I couldn't agree more. To set a baseline the Greeks need to invite the Troika for a serious meeting, call their names, gun them down and proceed from there. But for God's sake stop giving them money. Ok, I left out some detalis. Just remember that a self imposed survival plan should be ready by the planting season.
I couldn't agree more. To set a baseling the Greeks need to invite the Troika for a serious meeting, call their names, gun them down and proceed from there. But for God's sake stop giving them money. Ok, I left out some detalis. Just remember that a self imposed survival plan should be ready by the planting season.
Greece: Sheep and sheeple.
Fleeced and fleeced. Mutton and mutton.
Liberty is a demand. Tyranny is submission..
Reminds me of my career in healthcare. There were some patients with horrible sicknesses who should have been dead 15 years ago, who just kept on living beyond expectation. Until they didn't.
Let me get this straight. Greece takes on odious debt on the advice of Goldman Sachs, It's too much to pay back.
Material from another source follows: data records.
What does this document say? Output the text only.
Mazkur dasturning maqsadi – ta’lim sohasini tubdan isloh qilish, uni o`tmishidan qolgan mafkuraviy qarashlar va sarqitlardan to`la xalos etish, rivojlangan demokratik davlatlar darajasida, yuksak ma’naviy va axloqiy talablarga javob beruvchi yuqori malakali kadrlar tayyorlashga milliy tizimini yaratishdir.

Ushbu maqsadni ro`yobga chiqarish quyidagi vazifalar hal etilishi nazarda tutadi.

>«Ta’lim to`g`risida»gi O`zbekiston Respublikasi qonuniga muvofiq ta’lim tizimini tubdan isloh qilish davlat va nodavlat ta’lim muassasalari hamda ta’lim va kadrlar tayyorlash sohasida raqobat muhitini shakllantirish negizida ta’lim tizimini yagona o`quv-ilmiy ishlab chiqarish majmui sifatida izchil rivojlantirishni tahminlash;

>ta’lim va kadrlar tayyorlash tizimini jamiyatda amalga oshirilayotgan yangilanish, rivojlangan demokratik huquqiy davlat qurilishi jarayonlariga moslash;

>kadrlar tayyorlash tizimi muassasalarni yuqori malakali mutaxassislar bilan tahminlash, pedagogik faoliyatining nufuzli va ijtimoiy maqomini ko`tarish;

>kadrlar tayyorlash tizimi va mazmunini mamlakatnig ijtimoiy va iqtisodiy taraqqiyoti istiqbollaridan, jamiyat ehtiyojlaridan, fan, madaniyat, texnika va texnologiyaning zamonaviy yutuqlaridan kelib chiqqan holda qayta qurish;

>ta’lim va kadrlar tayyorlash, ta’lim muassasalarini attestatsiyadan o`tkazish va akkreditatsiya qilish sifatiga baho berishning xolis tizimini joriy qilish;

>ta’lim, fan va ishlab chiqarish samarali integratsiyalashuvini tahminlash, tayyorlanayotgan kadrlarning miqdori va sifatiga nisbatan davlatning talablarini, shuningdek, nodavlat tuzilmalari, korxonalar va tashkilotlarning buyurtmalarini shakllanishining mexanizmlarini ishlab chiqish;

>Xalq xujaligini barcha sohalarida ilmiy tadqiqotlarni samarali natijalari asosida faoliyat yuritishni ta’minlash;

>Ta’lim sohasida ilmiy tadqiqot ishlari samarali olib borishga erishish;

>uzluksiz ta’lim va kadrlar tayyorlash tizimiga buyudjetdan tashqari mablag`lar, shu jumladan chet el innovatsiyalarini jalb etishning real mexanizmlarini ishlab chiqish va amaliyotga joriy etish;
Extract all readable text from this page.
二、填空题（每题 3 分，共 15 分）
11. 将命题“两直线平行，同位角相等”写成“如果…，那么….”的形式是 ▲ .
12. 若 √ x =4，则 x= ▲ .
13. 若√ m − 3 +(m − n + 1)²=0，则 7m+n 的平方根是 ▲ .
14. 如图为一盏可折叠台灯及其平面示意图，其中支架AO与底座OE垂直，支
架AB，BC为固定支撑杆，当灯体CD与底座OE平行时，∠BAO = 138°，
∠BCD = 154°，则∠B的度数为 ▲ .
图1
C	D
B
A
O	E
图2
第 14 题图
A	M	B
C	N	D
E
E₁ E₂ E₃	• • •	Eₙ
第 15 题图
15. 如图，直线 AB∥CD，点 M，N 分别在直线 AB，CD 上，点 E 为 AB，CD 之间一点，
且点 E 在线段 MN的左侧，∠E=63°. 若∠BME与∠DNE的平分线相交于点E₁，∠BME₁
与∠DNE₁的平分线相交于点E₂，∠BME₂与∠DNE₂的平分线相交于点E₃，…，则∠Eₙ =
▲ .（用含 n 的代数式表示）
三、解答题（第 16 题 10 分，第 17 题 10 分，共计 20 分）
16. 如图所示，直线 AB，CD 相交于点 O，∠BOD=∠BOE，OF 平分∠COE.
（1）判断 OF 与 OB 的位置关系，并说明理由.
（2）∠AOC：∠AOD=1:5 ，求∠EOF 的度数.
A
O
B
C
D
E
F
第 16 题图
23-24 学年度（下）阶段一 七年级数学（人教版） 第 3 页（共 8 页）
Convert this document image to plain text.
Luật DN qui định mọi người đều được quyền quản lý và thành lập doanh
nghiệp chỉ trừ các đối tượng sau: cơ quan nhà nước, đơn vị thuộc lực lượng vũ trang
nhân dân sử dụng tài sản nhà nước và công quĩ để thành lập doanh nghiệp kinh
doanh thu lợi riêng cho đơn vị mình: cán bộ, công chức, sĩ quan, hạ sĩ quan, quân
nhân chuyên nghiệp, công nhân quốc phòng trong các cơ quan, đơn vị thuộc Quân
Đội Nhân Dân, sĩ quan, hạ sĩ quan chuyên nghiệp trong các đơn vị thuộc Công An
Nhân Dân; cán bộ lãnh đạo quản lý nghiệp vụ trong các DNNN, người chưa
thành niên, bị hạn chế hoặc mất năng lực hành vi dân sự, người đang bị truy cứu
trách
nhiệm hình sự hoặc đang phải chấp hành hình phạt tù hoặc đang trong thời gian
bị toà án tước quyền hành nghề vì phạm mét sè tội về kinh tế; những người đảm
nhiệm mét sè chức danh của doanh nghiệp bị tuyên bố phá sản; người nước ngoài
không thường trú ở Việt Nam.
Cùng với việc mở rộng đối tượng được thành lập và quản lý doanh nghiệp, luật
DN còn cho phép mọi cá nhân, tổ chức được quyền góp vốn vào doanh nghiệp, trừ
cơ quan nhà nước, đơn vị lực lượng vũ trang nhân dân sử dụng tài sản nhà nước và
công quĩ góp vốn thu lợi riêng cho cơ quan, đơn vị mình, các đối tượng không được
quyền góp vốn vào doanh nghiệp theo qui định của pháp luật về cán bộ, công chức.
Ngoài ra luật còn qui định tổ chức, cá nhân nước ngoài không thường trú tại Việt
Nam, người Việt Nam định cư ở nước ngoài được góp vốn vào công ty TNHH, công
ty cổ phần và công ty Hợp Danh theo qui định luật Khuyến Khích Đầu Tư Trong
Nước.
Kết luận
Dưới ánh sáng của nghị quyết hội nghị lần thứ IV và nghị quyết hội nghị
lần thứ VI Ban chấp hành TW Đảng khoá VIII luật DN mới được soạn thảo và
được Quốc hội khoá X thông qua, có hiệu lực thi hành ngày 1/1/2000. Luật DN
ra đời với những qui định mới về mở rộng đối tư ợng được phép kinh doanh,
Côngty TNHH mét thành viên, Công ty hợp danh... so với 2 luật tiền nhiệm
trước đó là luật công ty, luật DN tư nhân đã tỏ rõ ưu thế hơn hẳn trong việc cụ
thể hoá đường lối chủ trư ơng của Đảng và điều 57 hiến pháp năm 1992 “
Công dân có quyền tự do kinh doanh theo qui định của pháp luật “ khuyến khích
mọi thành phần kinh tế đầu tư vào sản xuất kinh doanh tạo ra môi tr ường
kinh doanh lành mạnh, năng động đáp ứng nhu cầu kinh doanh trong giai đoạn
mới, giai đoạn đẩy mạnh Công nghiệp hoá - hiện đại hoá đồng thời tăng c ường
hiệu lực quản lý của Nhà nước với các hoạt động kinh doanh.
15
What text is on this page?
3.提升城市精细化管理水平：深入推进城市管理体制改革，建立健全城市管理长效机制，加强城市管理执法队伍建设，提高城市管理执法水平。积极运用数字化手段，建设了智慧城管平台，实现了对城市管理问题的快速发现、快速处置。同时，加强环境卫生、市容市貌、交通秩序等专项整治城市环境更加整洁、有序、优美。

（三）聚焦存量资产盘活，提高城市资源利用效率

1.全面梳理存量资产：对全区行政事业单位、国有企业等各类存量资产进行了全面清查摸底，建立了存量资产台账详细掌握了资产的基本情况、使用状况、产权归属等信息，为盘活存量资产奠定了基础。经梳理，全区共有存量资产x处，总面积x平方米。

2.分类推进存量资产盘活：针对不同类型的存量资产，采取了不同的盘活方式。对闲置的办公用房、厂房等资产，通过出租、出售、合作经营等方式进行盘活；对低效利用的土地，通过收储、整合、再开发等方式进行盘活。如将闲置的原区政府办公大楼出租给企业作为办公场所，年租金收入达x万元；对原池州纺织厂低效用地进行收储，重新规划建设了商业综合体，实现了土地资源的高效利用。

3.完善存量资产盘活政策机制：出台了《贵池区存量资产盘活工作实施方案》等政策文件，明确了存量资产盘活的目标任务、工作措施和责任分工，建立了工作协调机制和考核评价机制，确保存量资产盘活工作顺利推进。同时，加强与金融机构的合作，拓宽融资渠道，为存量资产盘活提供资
So the Troika steps in and loans Greece money to pay back the banks. The money they give does not go to Greece's economy but straight to the banks, leaving Greece in even deeper debt and having to institute an austerity program that will result in the sell-off of Greek assets at pennies on the dollar to big corporate investors and banks in order to pay off some of that generous debt. They still can't pay it back, so more money is requested and the taxpayers of several countries find themselves paying money through the Troika to loan Greece even more money that again goes to the banks. The countries contributing all this money (Germany, USA, etc) are themselves being burdoned with this debt and will need to borrow from...well....the banks. And the banks simply create all that money from...well...nothing.
In the end you have all these countries sniping at each other, threatening global war, whilst the banks are.... well...happy.